This was originally published in the Left Hand Valley Courier as part of my Vicinity and Beyond series.
The Chicago Connection
As a Chicago native, I’m a sucker for any business – and particularly any food business – that claims a Chicago connection. When I spotted a restaurant named “Chicago’s Best” in Longmont, I had to try it.
On the first visit to Chicago’s Best, my dining companion and I snarfled down Italian beef sandwiches with a side order of a Chicago-style hot dog and some fries.
For those who have never experienced an Italian beef sandwich in Chicago, let me explain that it is probably not first-date food, because there’s no polite way to eat it. You could ask for a fork and knife, but you’d just get laughed at.

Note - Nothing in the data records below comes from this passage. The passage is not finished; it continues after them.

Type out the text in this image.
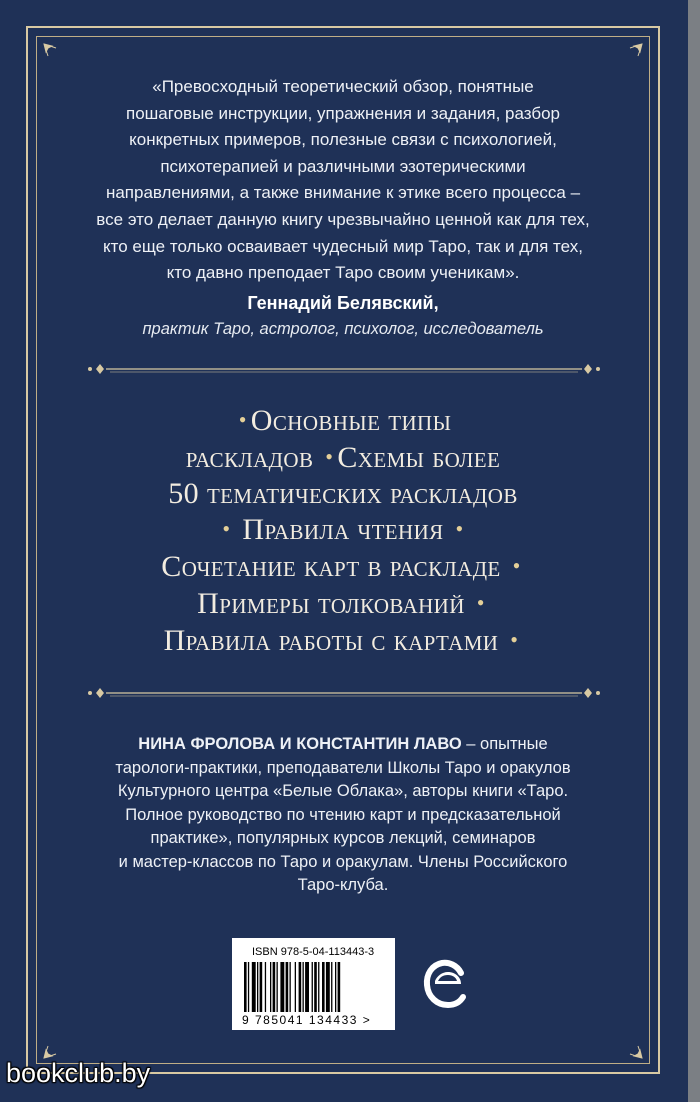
«Превосходный теоретический обзор, понятные
пошаговые инструкции, упражнения и задания, разбор
конкретных примеров, полезные связи с психологией,
психотерапией и различными эзотерическими
направлениями, а также внимание к этике всего процесса –
все это делает данную книгу чрезвычайно ценной как для тех,
кто еще только осваивает чудесный мир Таро, так и для тех,
кто давно преподает Таро своим ученикам».
Геннадий Белявский,
практик Таро, астролог, психолог, исследователь
• Основные типы
раскладов • Схемы более
50 тематических раскладов
• Правила чтения •
Сочетание карт в раскладе •
Примеры толкований •
Правила работы с картами •
НИНА ФРОЛОВА И КОНСТАНТИН ЛАВО – опытные
тарологи-практики, преподаватели Школы Таро и оракулов
Культурного центра «Белые Облака», авторы книги «Таро.
Полное руководство по чтению карт и предсказательной
практике», популярных курсов лекций, семинаров
и мастер-классов по Таро и оракулам. Члены Российского
Таро-клуба.
ISBN 978-5-04-113443-3
9 785041 134433 >
bookclub.by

The beef is sliced thin and piled high, the juice is abundant so the bread becomes quite soggy. Topped with sweet peppers, hot peppers, or both, it takes two hands to eat the sandwich, and possibly a shower afterward to hose off the juice that drips down your arms.
I’ve been to places that claim to serve a Chicago-style Italian beef, but they all have some fatal flaw – either the beef is sliced too thick, there’s not enough juice, it’s not properly seasoned (it’s not a French dip) or the offered peppers aren’t done right. And the bread has to be right. If it’s on a bun, it’s not Chicago-style.
Chicago’s Best scored high for having plentiful, thin-sliced beef, the right kind of bread and peppers, and plentiful juice. The only flaw was that the bread was grilled, or maybe toasted, so it was a bit crisper inside than a typical sandwich. It’s not a fatal flaw, since the fix is as simple as asking for the bread not to be toasted.
A Chicago-style hot dog has a few variations, but typically you’ll find Vienna hot dogs, a poppy seed bun, and a choice of toppings including mustard, onion, neon-green relish, tomato, pickle, and maybe celery salt.
Since neon-green relish doesn’t taste different than the regular variety, I can live with either. Toppings are a personal preference. But finding a Vienna hot dog nestled in a poppy seed bun in Colorado makes me smile.
Chicago’s Best scored high in the hot dog category, with added points for authentic neon-green relish.
Too stuffed to continue down the menu, we ogled the gyro rotisserie, and vowed to come back for a taste of that. And we did. A second visit scored a pizza and a gyros sandwich.